Over the course of his running career, Fumich has raised over $500,000 for various charities and people struck by tragedy.

“I had an aunt who was diagnosed with a brain tumor. I was a total non-runner, but I did it to dedicate to her while she was fighting her cancer,” says Fumich. “I went from 0 miles to a marathon in two and a half months and swore I would never do another one. Then one thing led to another, and now, 24 years later, I’ve done 120-something races all over the world, and I never would’ve dreamed that it would’ve taken me to where I am now.”

Fumich has raised money for various children with cancer, the Boston Marathon bombing victims, and even lead a blind friend through the entire course of the Boston Marathon.

“I’ve done the (Boston Marathon) three times,” he says. “I qualified once, and then after the Boston bombings, I actually ran from D.C. to Boston and raised like $85,000 dollars for the bombing victims, and so they gave me a free entry because of that. I also guided a blind friend of mine when he was running Boston, so I was his running guide for that.”

Fumich also has 12-year-old twin daughters who are making their own mark in the running world.

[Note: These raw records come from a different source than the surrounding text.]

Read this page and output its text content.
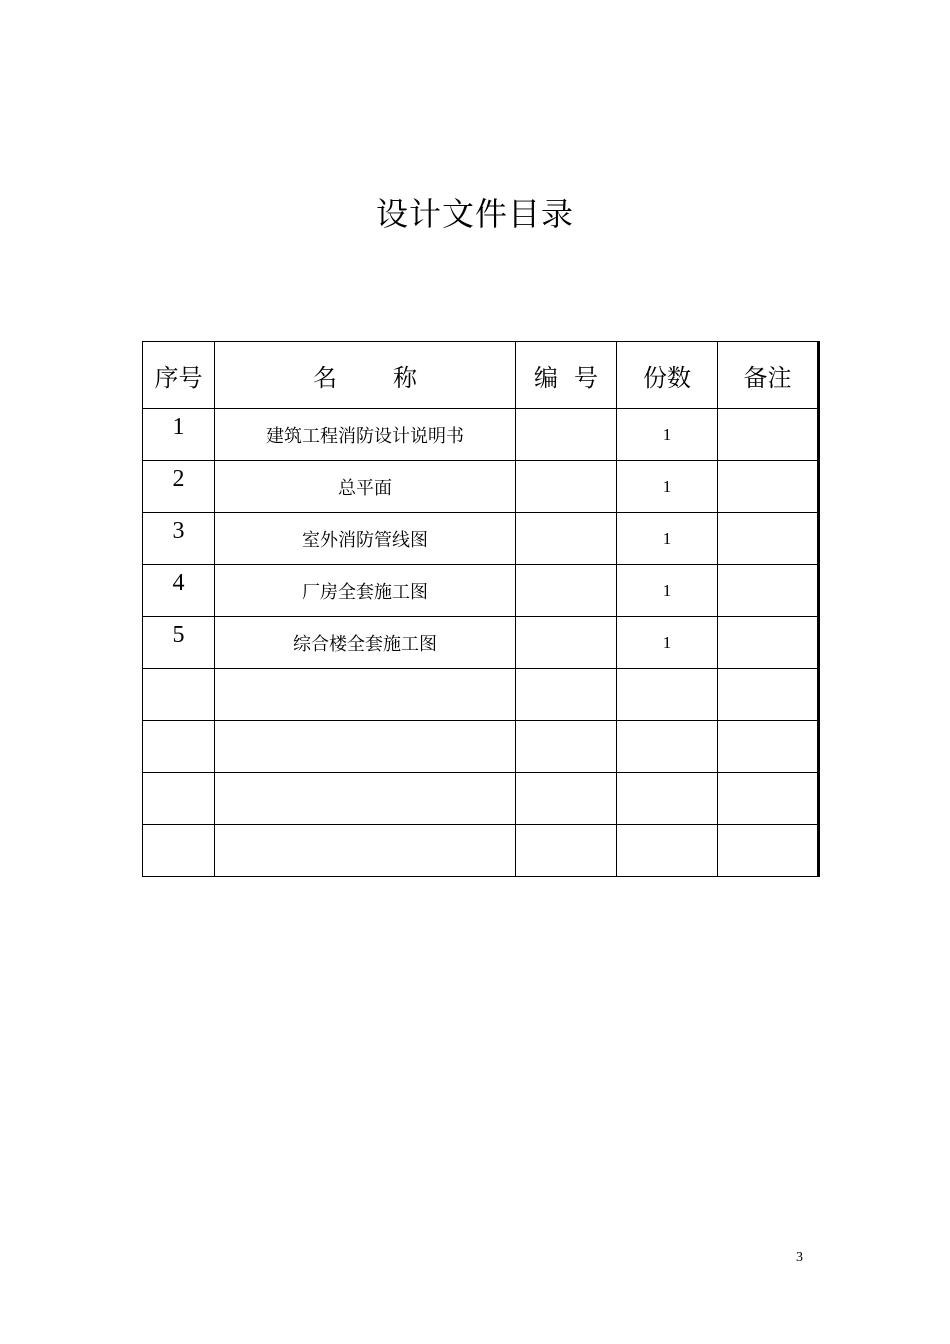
设计文件目录
序号	名 称	编 号	份数	备注
1	建筑工程消防设计说明书		1	
2	总平面		1	
3	室外消防管线图		1	
4	厂房全套施工图		1	
5	综合楼全套施工图		1	

3
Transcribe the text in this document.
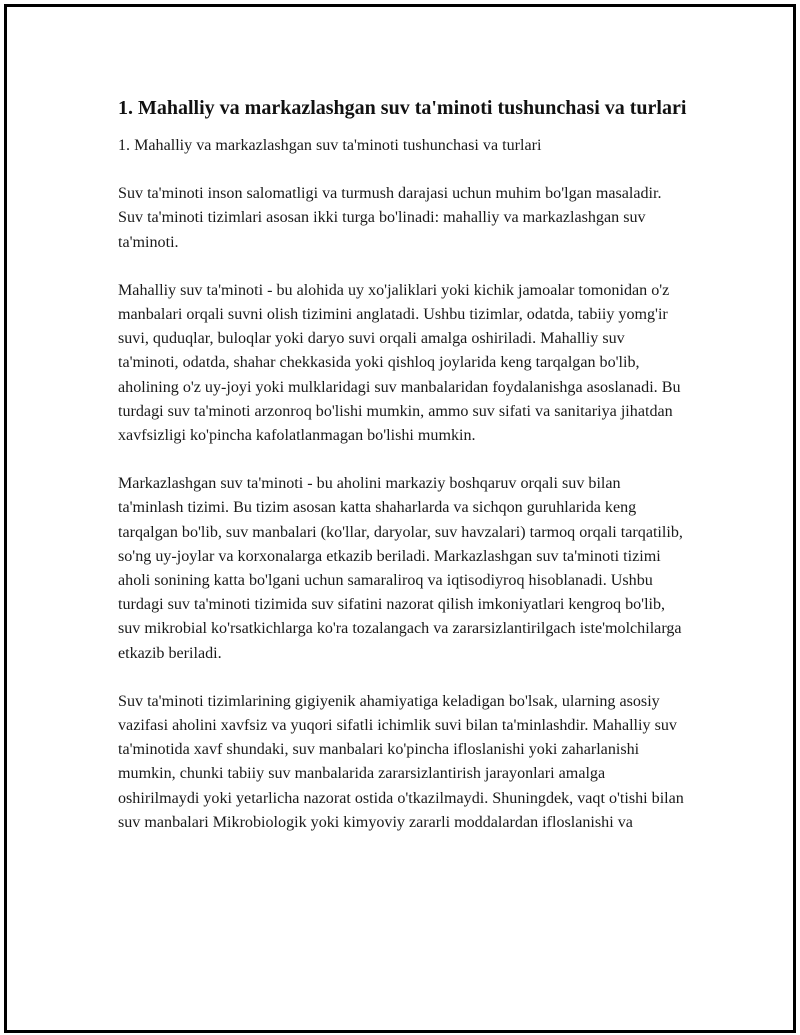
1. Mahalliy va markazlashgan suv ta'minoti tushunchasi va turlari

1. Mahalliy va markazlashgan suv ta'minoti tushunchasi va turlari

Suv ta'minoti inson salomatligi va turmush darajasi uchun muhim bo'lgan masaladir. Suv ta'minoti tizimlari asosan ikki turga bo'linadi: mahalliy va markazlashgan suv ta'minoti.

Mahalliy suv ta'minoti - bu alohida uy xo'jaliklari yoki kichik jamoalar tomonidan o'z manbalari orqali suvni olish tizimini anglatadi. Ushbu tizimlar, odatda, tabiiy yomg'ir suvi, quduqlar, buloqlar yoki daryo suvi orqali amalga oshiriladi. Mahalliy suv ta'minoti, odatda, shahar chekkasida yoki qishloq joylarida keng tarqalgan bo'lib, aholining o'z uy-joyi yoki mulklaridagi suv manbalaridan foydalanishga asoslanadi. Bu turdagi suv ta'minoti arzonroq bo'lishi mumkin, ammo suv sifati va sanitariya jihatdan xavfsizligi ko'pincha kafolatlanmagan bo'lishi mumkin.

Markazlashgan suv ta'minoti - bu aholini markaziy boshqaruv orqali suv bilan ta'minlash tizimi. Bu tizim asosan katta shaharlarda va sichqon guruhlarida keng tarqalgan bo'lib, suv manbalari (ko'llar, daryolar, suv havzalari) tarmoq orqali tarqatilib, so'ng uy-joylar va korxonalarga etkazib beriladi. Markazlashgan suv ta'minoti tizimi aholi sonining katta bo'lgani uchun samaraliroq va iqtisodiyroq hisoblanadi. Ushbu turdagi suv ta'minoti tizimida suv sifatini nazorat qilish imkoniyatlari kengroq bo'lib, suv mikrobial ko'rsatkichlarga ko'ra tozalangach va zararsizlantirilgach iste'molchilarga etkazib beriladi.

Suv ta'minoti tizimlarining gigiyenik ahamiyatiga keladigan bo'lsak, ularning asosiy vazifasi aholini xavfsiz va yuqori sifatli ichimlik suvi bilan ta'minlashdir. Mahalliy suv ta'minotida xavf shundaki, suv manbalari ko'pincha ifloslanishi yoki zaharlanishi mumkin, chunki tabiiy suv manbalarida zararsizlantirish jarayonlari amalga oshirilmaydi yoki yetarlicha nazorat ostida o'tkazilmaydi. Shuningdek, vaqt o'tishi bilan suv manbalari Mikrobiologik yoki kimyoviy zararli moddalardan ifloslanishi va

“I ran a 5K with them after my five marathons in five days, and amazingly, my one daughter finished third out of like a thousand people. I literally could not believe it,” Fumich says.

Finally close to finishing his running quest, Fumich reminisces on the challenges he’s had to overcome throughout the process.

“It takes a lot of discipline,” Fumich says. “And God, a lot of sacrifices.”